Growing Sales and Market Share

Recipco constitutes an additional distribution channel for selling products and services. More specifically, a seller can differentiate himself from competitors who are not members of Recipco, by being able to make non-cash sales to a client who otherwise may not have been able to purchase due to lack of cash or credit.

When selling to an enterprise having lower margins, the seller is able to make his offer more appealing by allowing the buyer to enhance his own margin.

Conversely, when selling to a Recipco member having higher margin, it is more likely that this buyer member would be in a situation to prefer not using cash; companies with high credit ratings and strong cash positions tend to be low-margin providers of highly liquid, commoditized products.

Social Purpose and Impact

Recipco has created a non-inflationary, private sector alternative mechanism of exchange based on under-utilized or otherwise available production capacity that helps participating entities (private corporations, government institutions, inter-governmental or non-government organizations) overcome lack of access to cash and/or access to conventional forms of credit or trade financing. This mechanism creates liquidity in a more fair and equitable way, thus encouraging broader participation in global trade.

The potential Social Purpose Impact of the Recipco solution on today's and tomorrow's global economy include:
  • Encouraging meaningful and sustainable participation in the global economy by emerging markets or others whose core economic capabilities are offset by an unfavourable situation in regard to their national currency;
  • Stemming job losses and improving corporate and/or government revenue in recessionary times;
  • Increasing contributions to social purpose undertakings in the form of a new source of working capital, contributions in capital or in products and services, including the creation of a Social Purpose Fund;
  • Multiplying the social benefits of international trade through FairTrade; and
  • Reducing global waste while eliminating many types of fraud through transparency.

By turning capacity into working capital, Recipco creates many potential social benefits. Most notably it can help enterprises in both emerging and mature markets:
In emerging markets, it helps businesses overcome currency risks and participate fully in the global economy.
In mature economies, it helps to stem job losses and to utilize capacity to improve corporate and/or government revenue especially in times of recession or of declining demand in general.
In all markets, it can inject additional working capital while increasing transparency and reducing fraud and corruption. Furthermore Recipco can promote the contributions to social purpose organizations by turning unused capacity into a new source of donation capital.

Capacity Management

For the higher-margin producers, a higher capacity utilization would be derived from being able to sell both to cash-strapped clients and to high liquidity clients who would appreciate the opportunity to improve on their margin.

Both for high-margin and low-margin producers, the ability to mine the data to determine the demand for their products, and to conclude trades for significant portions of their available capacity, constitute a capacity management tool. It is envisaged that major producers could enter into trades structured like forward transactions (not futures trades, because the trades made through Recipco entail actual delivery of products and services) and allow for medium to long term capacity planning.

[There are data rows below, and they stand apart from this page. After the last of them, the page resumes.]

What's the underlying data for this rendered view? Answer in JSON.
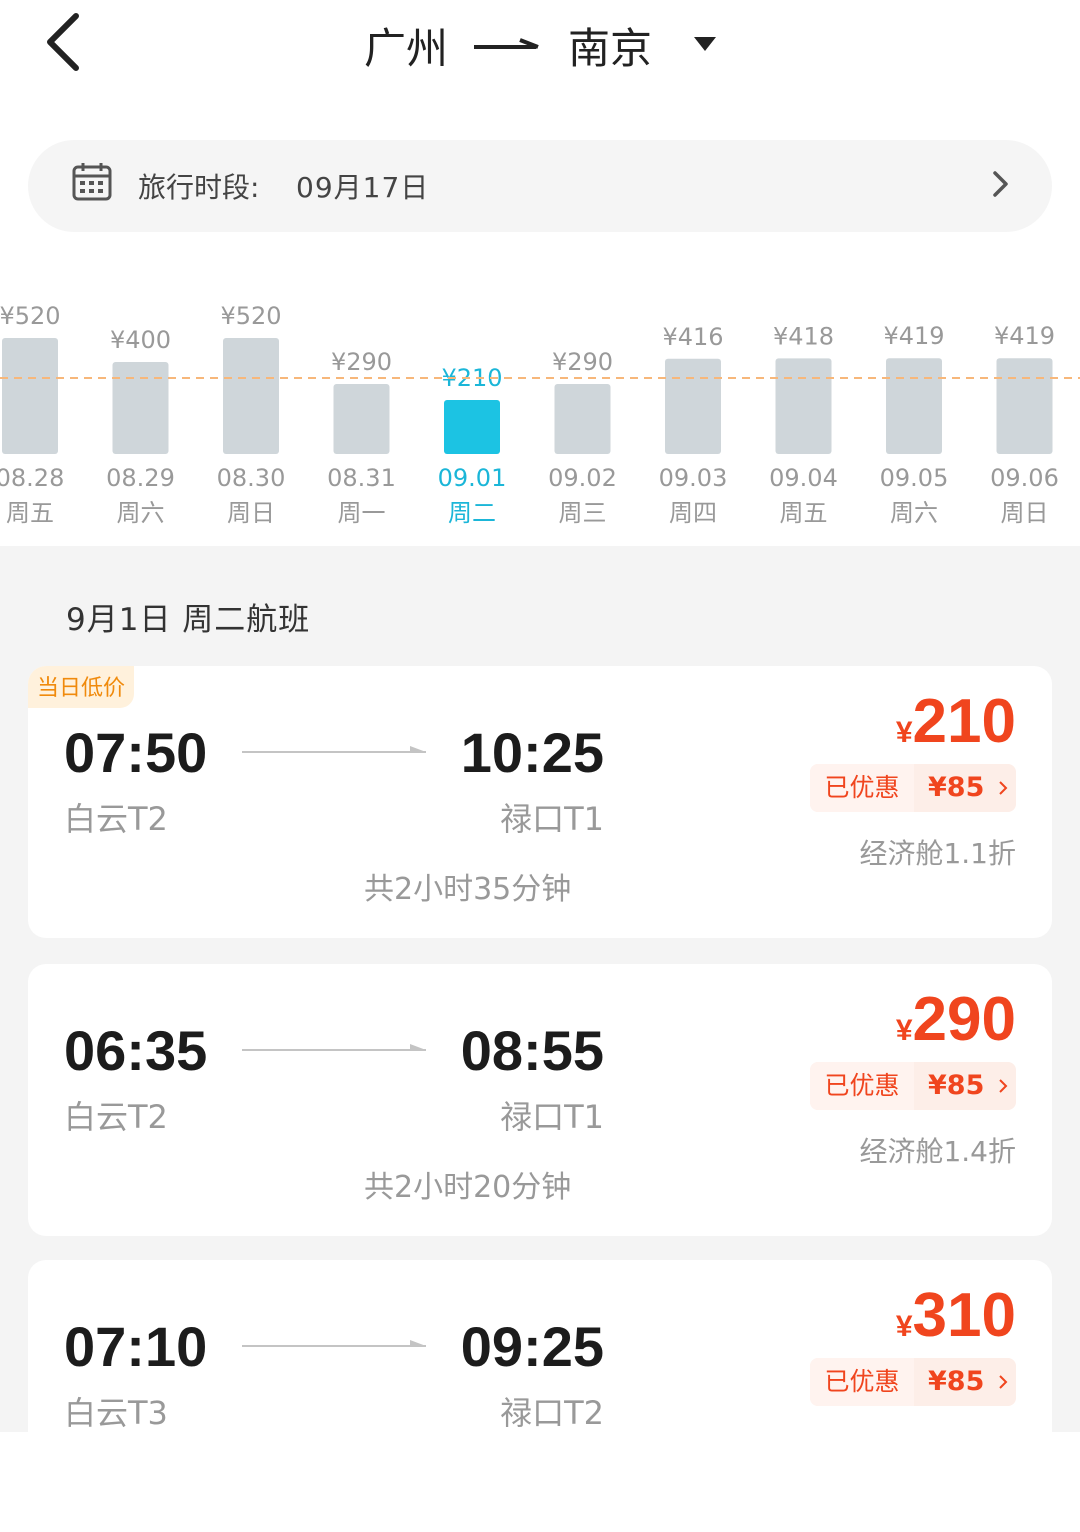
{
  "header": {
    "origin": "广州",
    "destination": "南京"
  },
  "travel_period": {
    "label": "旅行时段:",
    "value": "09月17日"
  },
  "price_trend": {
    "selected_index": 4,
    "reference_line_price": 320,
    "days": [
      {
        "price_label": "¥520",
        "price": 520,
        "date": "08.28",
        "weekday": "周五"
      },
      {
        "price_label": "¥400",
        "price": 400,
        "date": "08.29",
        "weekday": "周六"
      },
      {
        "price_label": "¥520",
        "price": 520,
        "date": "08.30",
        "weekday": "周日"
      },
      {
        "price_label": "¥290",
        "price": 290,
        "date": "08.31",
        "weekday": "周一"
      },
      {
        "price_label": "¥210",
        "price": 210,
        "date": "09.01",
        "weekday": "周二"
      },
      {
        "price_label": "¥290",
        "price": 290,
        "date": "09.02",
        "weekday": "周三"
      },
      {
        "price_label": "¥416",
        "price": 416,
        "date": "09.03",
        "weekday": "周四"
      },
      {
        "price_label": "¥418",
        "price": 418,
        "date": "09.04",
        "weekday": "周五"
      },
      {
        "price_label": "¥419",
        "price": 419,
        "date": "09.05",
        "weekday": "周六"
      },
      {
        "price_label": "¥419",
        "price": 419,
        "date": "09.06",
        "weekday": "周日"
      }
    ],
    "colors": {
      "bar": "#cfd6da",
      "selected_bar": "#1cc3e3",
      "selected_text": "#1bb6d8",
      "text": "#999999",
      "reference_line": "#f7b77a"
    }
  },
  "flights_section": {
    "title": "9月1日 周二航班",
    "flights": [
      {
        "tag": "当日低价",
        "dep_time": "07:50",
        "arr_time": "10:25",
        "dep_airport": "白云T2",
        "arr_airport": "禄口T1",
        "duration": "共2小时35分钟",
        "currency": "¥",
        "price": "210",
        "discount_label": "已优惠",
        "discount_value": "¥85",
        "cabin": "经济舱1.1折"
      },
      {
        "tag": "",
        "dep_time": "06:35",
        "arr_time": "08:55",
        "dep_airport": "白云T2",
        "arr_airport": "禄口T1",
        "duration": "共2小时20分钟",
        "currency": "¥",
        "price": "290",
        "discount_label": "已优惠",
        "discount_value": "¥85",
        "cabin": "经济舱1.4折"
      },
      {
        "tag": "",
        "dep_time": "07:10",
        "arr_time": "09:25",
        "dep_airport": "白云T3",
        "arr_airport": "禄口T2",
        "duration": "",
        "currency": "¥",
        "price": "310",
        "discount_label": "已优惠",
        "discount_value": "¥85",
        "cabin": ""
      }
    ]
  },
  "accent_color": "#f0451e"
}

With this value-added capacity planning feature in mind, trading activity is more likely to feature a relatively small number of trades, but of high value. This is reinforced by the design of the Recipco solution to be a platform for the exchange of actual products and services, as opposed to trading in assets with intrinsic value: this should make speculative trading activities unappealing and rather than being a volatile, high-volume environment for trading, the Recipco model is designed to be more of a platform to support member enterprises' strategic management of production, resources, infrastructure building and pricing. An intrinsic benefit of the capacity management value proposition is to help avoid closures of production facilities and the resulting layoff of human resources.